A great topic -for anyone who has done something else and ended up here!
Started out on guitar -got accepted and went to Berklee because of it. It was great! And still is and will always be my main instrument because I've been at it the longest. But to be perfectly honest, I got burned out on it -to much of a good thing, I suppose.
I wanted to try other things. I picked up bass which wasn't too bad because my hands were in shape. It was just a matter of switching mindsets from a lead to a rhythm instrument. Did that in a few bands. Had studied a great deal of piano by that point as well, and was having fun with synthesis and composition. Did that in a band.
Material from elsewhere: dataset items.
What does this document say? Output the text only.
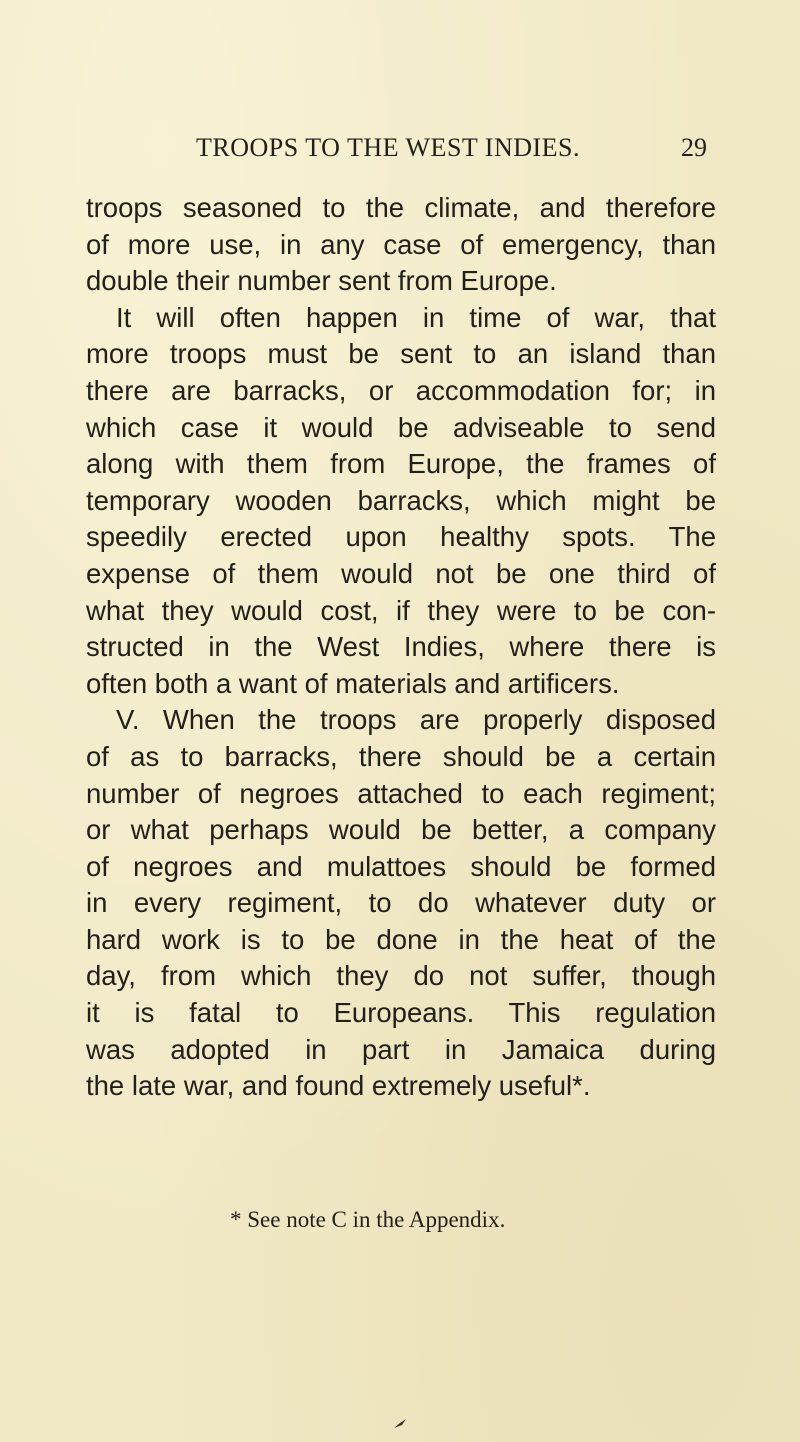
TROOPS TO THE WEST INDIES.	29
troops seasoned to the climate, and therefore
of more use, in any case of emergency, than
double their number sent from Europe.
It will often happen in time of war, that
more troops must be sent to an island than
there are barracks, or accommodation for; in
which case it would be adviseable to send
along with them from Europe, the frames of
temporary wooden barracks, which might be
speedily erected upon healthy spots. The
expense of them would not be one third of
what they would cost, if they were to be con-
structed in the West Indies, where there is
often both a want of materials and artificers.
V. When the troops are properly disposed
of as to barracks, there should be a certain
number of negroes attached to each regiment;
or what perhaps would be better, a company
of negroes and mulattoes should be formed
in every regiment, to do whatever duty or
hard work is to be done in the heat of the
day, from which they do not suffer, though
it is fatal to Europeans. This regulation
was adopted in part in Jamaica during
the late war, and found extremely useful*.
* See note C in the Appendix.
But let me back track.....
I jumped into playing drums because my cousin had a kit in high school, and would let me play on it while offering some minimal instruction. He said I'd be good at it, which was definitely encouraging. During my junior year in high school, the band drummer quit. The chair was empty, and the director asked if I wanted to try out. I had a little coordination with the hi hat and bass drum to go along with some rolls my cousin taught me. I said sure, and apparently that was enough for him since no one else jumped at the chance. The band director was also a drummer, so he became my instructor in a limited capacity. He gave me a book on rudiments, and a practice pad and sent me home to practice, saying that my feet would catch up eventually. When summer came along, he gave me the drum set to take home and practice and the rest is history!!
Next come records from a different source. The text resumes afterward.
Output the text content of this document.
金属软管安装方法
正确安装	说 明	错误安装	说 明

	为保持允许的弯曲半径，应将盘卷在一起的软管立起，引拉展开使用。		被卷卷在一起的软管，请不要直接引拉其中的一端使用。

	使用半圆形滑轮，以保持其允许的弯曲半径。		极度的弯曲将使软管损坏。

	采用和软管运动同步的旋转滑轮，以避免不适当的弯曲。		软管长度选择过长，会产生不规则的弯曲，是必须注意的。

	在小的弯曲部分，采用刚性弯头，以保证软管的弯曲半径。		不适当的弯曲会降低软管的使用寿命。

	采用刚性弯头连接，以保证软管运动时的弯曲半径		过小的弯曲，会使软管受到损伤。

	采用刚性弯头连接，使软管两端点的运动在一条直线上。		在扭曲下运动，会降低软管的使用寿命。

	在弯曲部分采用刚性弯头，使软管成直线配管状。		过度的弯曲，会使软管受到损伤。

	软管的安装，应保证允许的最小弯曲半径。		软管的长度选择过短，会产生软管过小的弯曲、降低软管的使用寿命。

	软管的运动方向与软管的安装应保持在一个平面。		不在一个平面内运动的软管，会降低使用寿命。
I eventually bought a CB700 for $75 and moved up. However, I didn't actually get my first drumming gig till about 12 years later. When a very good punk band had their drummer quit on them. They had "heard" about me, that I was this guitar player that had mysteriously switched to drums -not knowing that I had already been behind the kit for about 12 years or so. I had been to their gigs and was somewhat familiar with their music. I showed up one day when they were playing around they said their drummer quit. They told me to give it a shot and they began with this really up tempo song. It was about 4 min long and I petered out about 2 minutes into it!!! I had the chops but no stamina!! I had never done this in a band setting. So I worked on my stamina and ended up with them for a while and eventually moved on to the band I'm in now -been here a while now.
And love it! Can't really play as much as I would like because I have to pay the bills with my job. But we get together and write, record, and gig on occasion. My job gets in the way and I'm on the road a lot. But when I'm home and we get together, it's like an old shoe!
I can't tell you how much fun drumming is -because you all know this already! There is just something about being hidden behind all this gear that you get to hit and people applaud you for it. Not to mention, that you are the locomotive of this thing. Have you heard a bunch of electric instruments with no drummer? It's just not the same. Everything is riding on you!!! A band is as good as it's drummer. You could have the best musicians in the world, but if the drummer sucks, the band sucks. Not so much with the other musicians (at least from my perspective, the inverse is not true). Even with mediocre musicians if the drummer is good, he can still glue it together -kind of. It won't be great, but people can still tap their feet to it -you get my point. There's something about watching people pulse to what the music is doing. Well, the component that makes them MOVE is the RHYTHM and this means YOU! Not bad for someone hiding behind a bunch of gear on stage. A pretty big responsibility, wouldn't you say!?
And it just goes without saying what drumming has done for my piano playing, bass playing and guitar playing. I'm a far better guitar player now than I was before playing drums. So I guess, burning out for a little while allows one to try something else. I'm glad it worked out this way!
Long-winded, I know. But thanks for reading!